The Smokefree Coalition says new plain packaging legislation for tobacco products will help protect nearly 33,000 Bay of Plenty children from tobacco advertising in the home.
Statistics NZ data shows 603,807 New Zealand children under 16 live in households where an adult smokes regularly and that 32,628 of these live in the Bay of Plenty.
Coalition director Dr Prudence Stone said it was unacceptable so many Bay of Plenty children saw the insidious glamorising of tobacco on cigarette packs every day.
"Packaging is the last advertising avenue the tobacco industry has, and they certainly make the most of it.
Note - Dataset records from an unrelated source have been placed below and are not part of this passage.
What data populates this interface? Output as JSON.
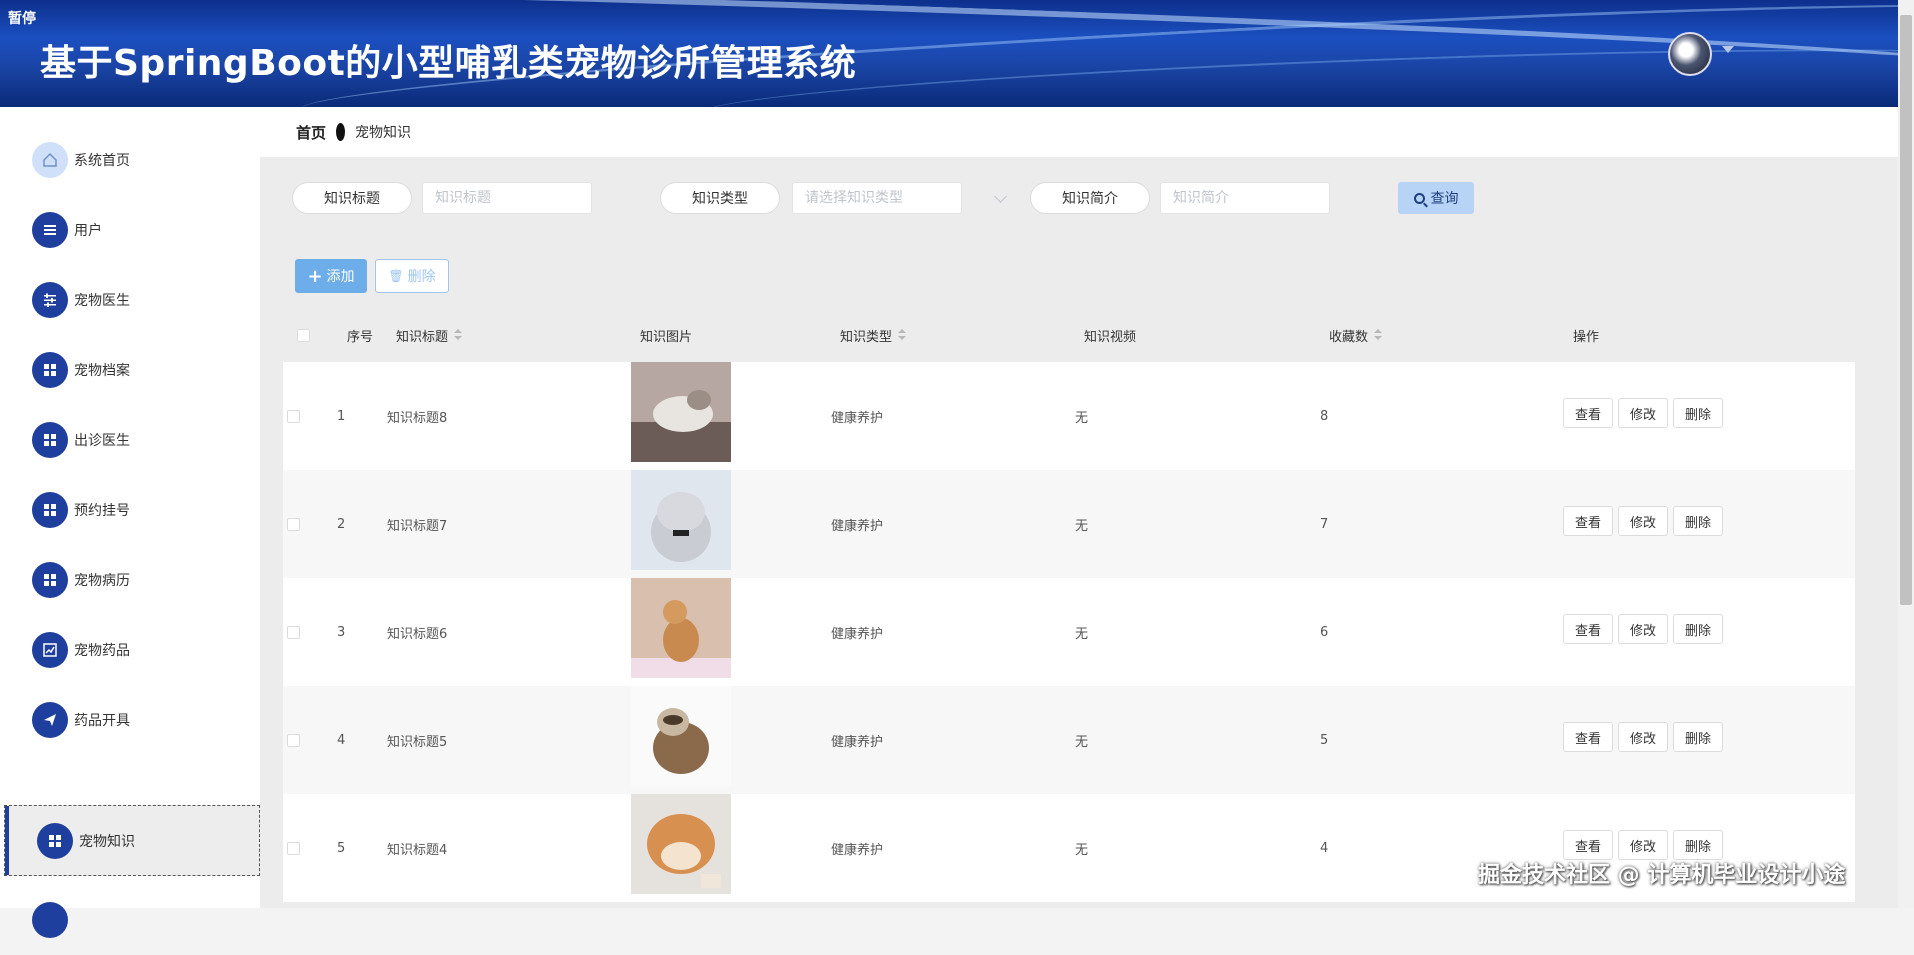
{
  "header": {
    "pause_label": "暂停",
    "title": "基于SpringBoot的小型哺乳类宠物诊所管理系统"
  },
  "breadcrumb": {
    "home": "首页",
    "current": "宠物知识"
  },
  "sidebar": {
    "items": [
      {
        "label": "系统首页",
        "icon": "home-icon"
      },
      {
        "label": "用户",
        "icon": "list-icon"
      },
      {
        "label": "宠物医生",
        "icon": "sliders-icon"
      },
      {
        "label": "宠物档案",
        "icon": "grid-icon"
      },
      {
        "label": "出诊医生",
        "icon": "grid-icon"
      },
      {
        "label": "预约挂号",
        "icon": "grid-icon"
      },
      {
        "label": "宠物病历",
        "icon": "grid-icon"
      },
      {
        "label": "宠物药品",
        "icon": "chart-icon"
      },
      {
        "label": "药品开具",
        "icon": "send-icon"
      },
      {
        "label": "宠物知识",
        "icon": "grid-icon",
        "active": true
      }
    ]
  },
  "search": {
    "title_label": "知识标题",
    "title_placeholder": "知识标题",
    "type_label": "知识类型",
    "type_placeholder": "请选择知识类型",
    "intro_label": "知识简介",
    "intro_placeholder": "知识简介",
    "query_button": "查询"
  },
  "actions": {
    "add": "添加",
    "delete": "删除"
  },
  "table": {
    "columns": [
      "序号",
      "知识标题",
      "知识图片",
      "知识类型",
      "知识视频",
      "收藏数",
      "操作"
    ],
    "rows": [
      {
        "index": "1",
        "title": "知识标题8",
        "type": "健康养护",
        "video": "无",
        "favorites": "8",
        "image": "cat-photo"
      },
      {
        "index": "2",
        "title": "知识标题7",
        "type": "健康养护",
        "video": "无",
        "favorites": "7",
        "image": "kitten-photo"
      },
      {
        "index": "3",
        "title": "知识标题6",
        "type": "健康养护",
        "video": "无",
        "favorites": "6",
        "image": "dog-photo"
      },
      {
        "index": "4",
        "title": "知识标题5",
        "type": "健康养护",
        "video": "无",
        "favorites": "5",
        "image": "ferret-photo"
      },
      {
        "index": "5",
        "title": "知识标题4",
        "type": "健康养护",
        "video": "无",
        "favorites": "4",
        "image": "shiba-photo"
      }
    ],
    "row_actions": {
      "view": "查看",
      "edit": "修改",
      "delete": "删除"
    }
  },
  "watermark": "掘金技术社区 @ 计算机毕业设计小途",
  "colors": {
    "primary": "#1f3f9e",
    "add_button": "#6daeea",
    "query_button": "#b7d4f7"
  }
}
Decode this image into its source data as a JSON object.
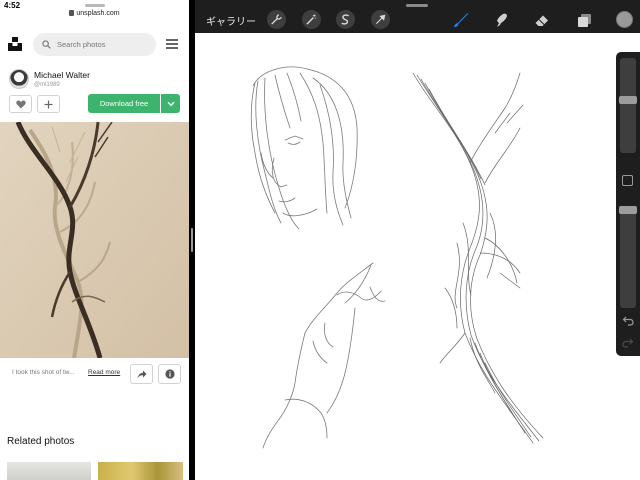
{
  "status": {
    "time": "4:52"
  },
  "browser": {
    "url": "unsplash.com"
  },
  "unsplash": {
    "search_placeholder": "Search photos",
    "author": {
      "name": "Michael Walter",
      "handle": "@ml1989"
    },
    "download_label": "Download free",
    "caption": "I took this shot of tw...",
    "read_more": "Read more",
    "related_heading": "Related photos",
    "accent_color": "#3cb46e"
  },
  "procreate": {
    "gallery_label": "ギャラリー",
    "tools": [
      "wrench-icon",
      "magic-wand-icon",
      "selection-icon",
      "transform-icon",
      "brush-icon",
      "smudge-icon",
      "eraser-icon",
      "layers-icon",
      "color-icon"
    ],
    "active_tool": "brush",
    "active_tool_color": "#1f7ff0",
    "current_color": "#9a9a9a"
  }
}
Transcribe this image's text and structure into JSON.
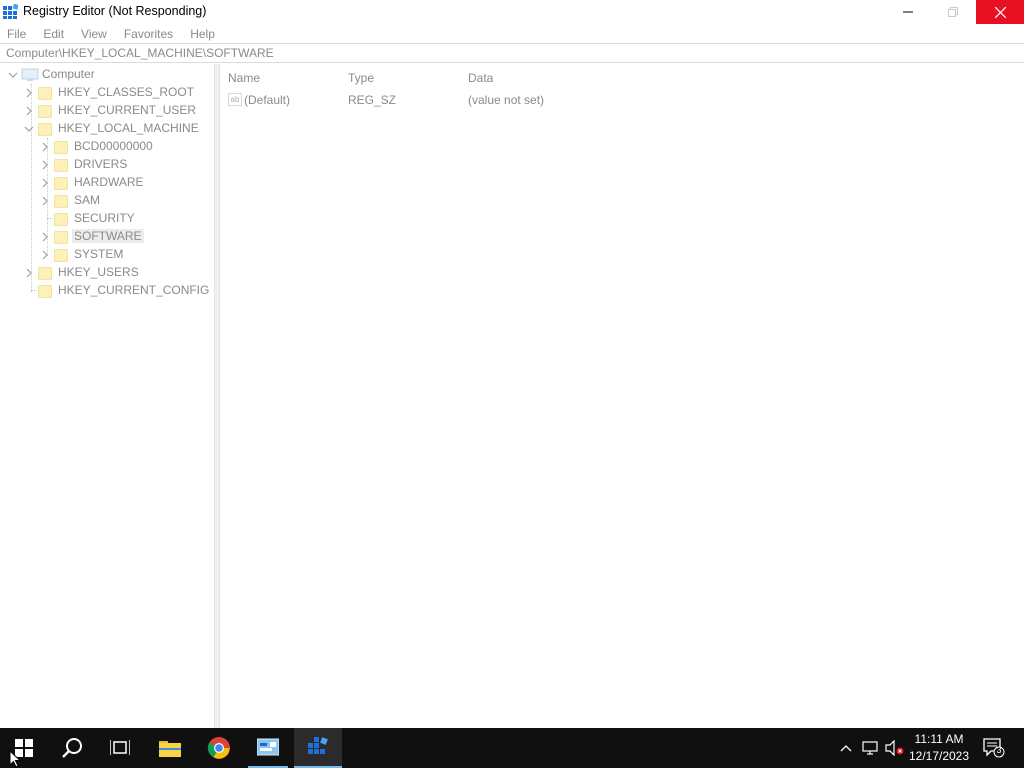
{
  "window": {
    "title": "Registry Editor (Not Responding)"
  },
  "menu": {
    "items": [
      "File",
      "Edit",
      "View",
      "Favorites",
      "Help"
    ]
  },
  "address": {
    "path": "Computer\\HKEY_LOCAL_MACHINE\\SOFTWARE"
  },
  "tree": {
    "root": "Computer",
    "hives": [
      "HKEY_CLASSES_ROOT",
      "HKEY_CURRENT_USER",
      "HKEY_LOCAL_MACHINE",
      "HKEY_USERS",
      "HKEY_CURRENT_CONFIG"
    ],
    "hklm_children": [
      "BCD00000000",
      "DRIVERS",
      "HARDWARE",
      "SAM",
      "SECURITY",
      "SOFTWARE",
      "SYSTEM"
    ],
    "selected": "SOFTWARE"
  },
  "list": {
    "columns": [
      "Name",
      "Type",
      "Data"
    ],
    "rows": [
      {
        "name": "(Default)",
        "type": "REG_SZ",
        "data": "(value not set)"
      }
    ]
  },
  "taskbar": {
    "apps": [
      "start-icon",
      "search-icon",
      "task-view-icon",
      "file-explorer-icon",
      "chrome-icon",
      "control-panel-icon",
      "registry-editor-icon"
    ],
    "time": "11:11 AM",
    "date": "12/17/2023",
    "notification_count": "3"
  },
  "colors": {
    "close_button": "#e81123",
    "taskbar": "#101010",
    "accent": "#76b9ed"
  }
}
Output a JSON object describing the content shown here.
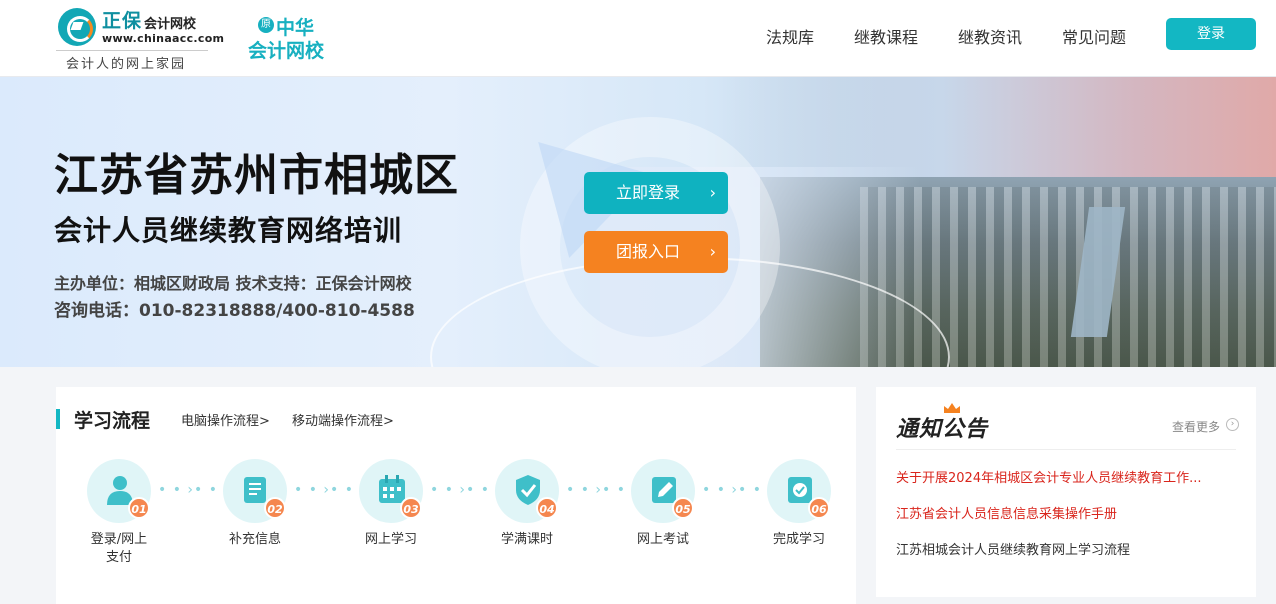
{
  "header": {
    "logo": {
      "brand": "正保",
      "name": "会计网校",
      "url": "www.chinaacc.com",
      "slogan": "会计人的网上家园"
    },
    "zhlogo": {
      "badge": "原",
      "line1": "中华",
      "line2": "会计网校"
    },
    "nav": [
      "法规库",
      "继教课程",
      "继教资讯",
      "常见问题"
    ],
    "login_label": "登录"
  },
  "banner": {
    "title": "江苏省苏州市相城区",
    "subtitle": "会计人员继续教育网络培训",
    "info1": "主办单位：相城区财政局  技术支持：正保会计网校",
    "info2": "咨询电话：010-82318888/400-810-4588",
    "btn_login": "立即登录",
    "btn_group": "团报入口",
    "arrow": "›"
  },
  "flow": {
    "title": "学习流程",
    "links": [
      "电脑操作流程>",
      "移动端操作流程>"
    ],
    "steps": [
      {
        "num": "01",
        "label": "登录/网上支付",
        "icon": "user-icon"
      },
      {
        "num": "02",
        "label": "补充信息",
        "icon": "scroll-icon"
      },
      {
        "num": "03",
        "label": "网上学习",
        "icon": "calendar-icon"
      },
      {
        "num": "04",
        "label": "学满课时",
        "icon": "shield-check-icon"
      },
      {
        "num": "05",
        "label": "网上考试",
        "icon": "edit-icon"
      },
      {
        "num": "06",
        "label": "完成学习",
        "icon": "certificate-icon"
      }
    ],
    "connector": "• • ›• •"
  },
  "notice": {
    "title": "通知公告",
    "more": "查看更多",
    "more_icon": "›",
    "items": [
      {
        "text": "关于开展2024年相城区会计专业人员继续教育工作...",
        "color": "#d9251c"
      },
      {
        "text": "江苏省会计人员信息信息采集操作手册",
        "color": "#d9251c"
      },
      {
        "text": "江苏相城会计人员继续教育网上学习流程",
        "color": "#333333"
      }
    ]
  },
  "colors": {
    "accent": "#13b7c3",
    "orange": "#f58220",
    "number_badge": "#f5874f"
  }
}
Research has found pack design has a powerful impact on children and that they find it attractive.
"Allowing our young to be enticed into the slavery of a tobacco addiction threatens our goal of a smokefree Aotearoa by 2025 and it is well past time this method of promoting a deadly product was taken removed."
Dr Stone said data also showed Bay of Plenty children in poorer homes were more likely to be exposed to the branding on tobacco packets. Forty-one percent live in homes where total income is below $50,000; 41 percent live where the total income is $50,000-$100,000; and just 18 percent live in households where income exceeds $100,000.
"We know many smoking parents and caregivers, whether rich or poor, keep their homes smokefree to protect their kids from second-hand smoke, but tobacco industry marketing is at work upon these children nonetheless so long as tobacco packs are left lying about where children might see them.
"Plain packaging and large graphic warnings are the best way to send a clear message that smoking is unattractive and deadly. They will help prevent Bay of Plenty children from joining the next generation of addicted smokers, and this is exactly why the tobacco industry opposes them so vehemently."